KUALA LUMPUR: Malaysia's trade momentum, which hit its fastest growth since September 2022, can be sustained in the near term but remains vulnerable to external shocks, economists said.
The trade rose 28.6 per cent year-on-year to a record RM336.73 billion in April 2026, driven mainly by strong exports of electrical and electronic products, said Investment, Trade and Industry Ministry.
Exports extended their growth momentum for the 10th consecutive month, surging 36.9 per cent to a record RM182.74 billion, surpassing the previous high of RM152.77 billion recorded in December 2025 by RM30 billion.
Imports rose 20 per cent to RM153.99 billion, extending Malaysia's trade surplus streak to 72 consecutive months since May 2020.

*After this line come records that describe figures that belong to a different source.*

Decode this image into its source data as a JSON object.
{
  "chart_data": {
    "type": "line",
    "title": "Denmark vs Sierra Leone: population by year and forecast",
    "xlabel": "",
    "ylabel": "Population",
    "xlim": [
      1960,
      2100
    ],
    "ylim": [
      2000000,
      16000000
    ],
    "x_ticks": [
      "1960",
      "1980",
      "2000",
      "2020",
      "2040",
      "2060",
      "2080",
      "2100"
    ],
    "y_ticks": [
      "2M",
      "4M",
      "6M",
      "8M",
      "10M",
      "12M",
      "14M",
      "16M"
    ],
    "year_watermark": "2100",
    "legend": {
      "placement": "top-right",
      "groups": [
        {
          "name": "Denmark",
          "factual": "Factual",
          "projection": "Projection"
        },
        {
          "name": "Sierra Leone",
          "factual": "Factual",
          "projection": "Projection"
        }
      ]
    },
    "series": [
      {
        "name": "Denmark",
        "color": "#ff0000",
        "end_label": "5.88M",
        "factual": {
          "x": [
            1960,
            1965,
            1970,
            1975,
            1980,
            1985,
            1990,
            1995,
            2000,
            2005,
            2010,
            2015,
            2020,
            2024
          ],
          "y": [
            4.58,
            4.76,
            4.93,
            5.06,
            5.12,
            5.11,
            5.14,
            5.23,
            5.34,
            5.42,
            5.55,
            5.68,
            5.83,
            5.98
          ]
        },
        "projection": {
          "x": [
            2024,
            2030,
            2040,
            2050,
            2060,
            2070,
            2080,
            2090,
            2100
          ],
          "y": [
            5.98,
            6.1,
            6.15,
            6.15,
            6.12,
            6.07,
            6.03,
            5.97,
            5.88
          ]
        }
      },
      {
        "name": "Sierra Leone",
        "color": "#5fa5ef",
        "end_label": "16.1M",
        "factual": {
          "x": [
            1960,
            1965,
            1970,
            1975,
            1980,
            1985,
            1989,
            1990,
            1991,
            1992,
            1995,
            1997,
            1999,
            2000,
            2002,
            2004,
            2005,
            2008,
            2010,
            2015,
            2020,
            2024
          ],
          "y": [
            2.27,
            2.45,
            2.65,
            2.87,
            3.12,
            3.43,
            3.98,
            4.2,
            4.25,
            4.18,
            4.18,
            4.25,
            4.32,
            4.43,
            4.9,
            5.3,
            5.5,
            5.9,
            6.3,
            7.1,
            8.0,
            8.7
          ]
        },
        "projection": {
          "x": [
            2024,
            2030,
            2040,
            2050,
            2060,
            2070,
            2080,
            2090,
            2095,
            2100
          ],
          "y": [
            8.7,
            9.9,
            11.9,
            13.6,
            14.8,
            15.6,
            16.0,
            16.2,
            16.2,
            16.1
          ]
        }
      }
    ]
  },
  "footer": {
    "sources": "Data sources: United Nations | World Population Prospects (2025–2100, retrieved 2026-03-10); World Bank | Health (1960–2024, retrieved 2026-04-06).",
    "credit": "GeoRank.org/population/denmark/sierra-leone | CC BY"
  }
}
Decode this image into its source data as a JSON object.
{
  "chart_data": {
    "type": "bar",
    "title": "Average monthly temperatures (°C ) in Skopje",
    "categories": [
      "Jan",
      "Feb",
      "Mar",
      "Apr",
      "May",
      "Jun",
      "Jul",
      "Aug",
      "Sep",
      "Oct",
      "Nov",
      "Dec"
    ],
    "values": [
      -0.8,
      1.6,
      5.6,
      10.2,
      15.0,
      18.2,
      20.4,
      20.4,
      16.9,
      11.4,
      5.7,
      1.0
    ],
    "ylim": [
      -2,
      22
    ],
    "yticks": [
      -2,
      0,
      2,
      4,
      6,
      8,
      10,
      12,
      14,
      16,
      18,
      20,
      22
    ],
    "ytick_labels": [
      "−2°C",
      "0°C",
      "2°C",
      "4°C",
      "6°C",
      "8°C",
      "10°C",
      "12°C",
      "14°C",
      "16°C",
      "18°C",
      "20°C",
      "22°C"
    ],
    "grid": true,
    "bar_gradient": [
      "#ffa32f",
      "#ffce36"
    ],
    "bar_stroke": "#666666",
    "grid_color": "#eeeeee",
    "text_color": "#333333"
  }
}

Nusantara Academy of Strategic Research senior fellow Professor Dr Azmi Hassan said Malaysia's trade expansion can continue as the government has been aggressively diversifying export markets following past tariff-related disruptions, particularly into Africa and Latin America.
He said the strategy has also persisted despite geopolitical conflicts in the Middle East, with Malaysia actively expanding exports into regions where trade links have historically been limited.
"Based on these new markets, Malaysia's trade momentum can be sustained even if there are challenges such as supply chain disruptions in energy, oil and gas," he said.
"The diversification alone provides enough support to maintain growth, as Malaysia is exporting to regions where it previously had minimal trade exposure," he told Business Times.
On concerns over exposure to geopolitical tensions in the Middle East, Azmi pointed to last year's Asean Summit, where Malaysia hosted the Asean-China-Gulf Cooperation Council (GCC) Summit to strengthen economic ties among the three blocs.
He said that despite current tensions in the Middle East, Malaysia's trade with GCC countries can not only be maintained but potentially improved, returning to pre-tension levels.
He added that Malaysia is not overly dependent on a single product segment or a narrow group of trading partners.
"Instead, the country is actively expanding into new markets, including Africa and Latin America, to reduce dependency and broaden its trade base," he said.
UniKL Business School economic analyst Associate Professor Dr Aimi Zulhazmi Abdul Rashid said the sustainability of Malaysia's trade momentum depends on two key engines of growth.
He said the current strength could last another two to three months, supported mainly by the electrical and electronics (E&E) sector, which accounts for about 40 per cent of Malaysia's exports.
He noted that the global semiconductor upcycle remains intact, driven by sustained demand for chips used in artificial intelligence data centres and electric vehicles.
He added that manufacturing hubs in Kulim, Penang and Johor continue to receive strong orders, with visibility extending into the third quarter of 2026.
"The services sector, particularly tourism, is providing a supporting buffer, with tourist arrivals from China and the Middle East rising 18 per cent year-on-year, helping to partially offset any slowdown in goods exports," he said.
Aimi said export diversification is also improving, with shipments to Asean and the EU rising nine to 12 per cent year-on-year, reducing reliance on traditional markets such as the US and China compared with 2022.
However, he noted that the outlook remains fragile if external demand weakens.
"Commodity exports, including palm oil, petroleum and rubber, have begun to flatten, and a 10 to 15 per cent decline in prices could quickly weigh on overall export performance," he said.
He added that the US is still reviewing proposed tariffs of 10 to 20 per cent on Southeast Asian goods, which could initially affect furniture, rubber and textile exports.
Rakuten Trade Sdn Bhd vice-president of equity research Thong Pak Leng said Malaysia's strong trade growth is encouraging but may be difficult to sustain if global demand weakens amid geopolitical tensions and softer economic growth.
He said Malaysia remains heavily dependent on exports to major markets such as China and the US, meaning any slowdown in consumer spending or technology demand could affect trade performance.
"Malaysia's trade outlook is quite exposed to geopolitical tensions in West Asia because the region is important for global oil supply and shipping routes.
"Any disruption in key routes such as the Strait of Hormuz could increase shipping costs, delay deliveries, and push oil prices higher. This may affect Malaysia's export activities and business costs if tensions persist for a prolonged period," he said.
Meanwhile, the ministry said the country's trade performance remained resilient, with exports, imports and total trade all reaching record monthly highs.
This was despite rising geopolitical tensions in the Middle East, higher logistics costs, supply chain disruptions and commodity price volatility.
The strong export performance was mainly supported by double-digit growth in major export products, led by electrical and electronic goods, which rose RM28 billion to a new record high amid robust demand from artificial intelligence (AI) and automotive electronics segments.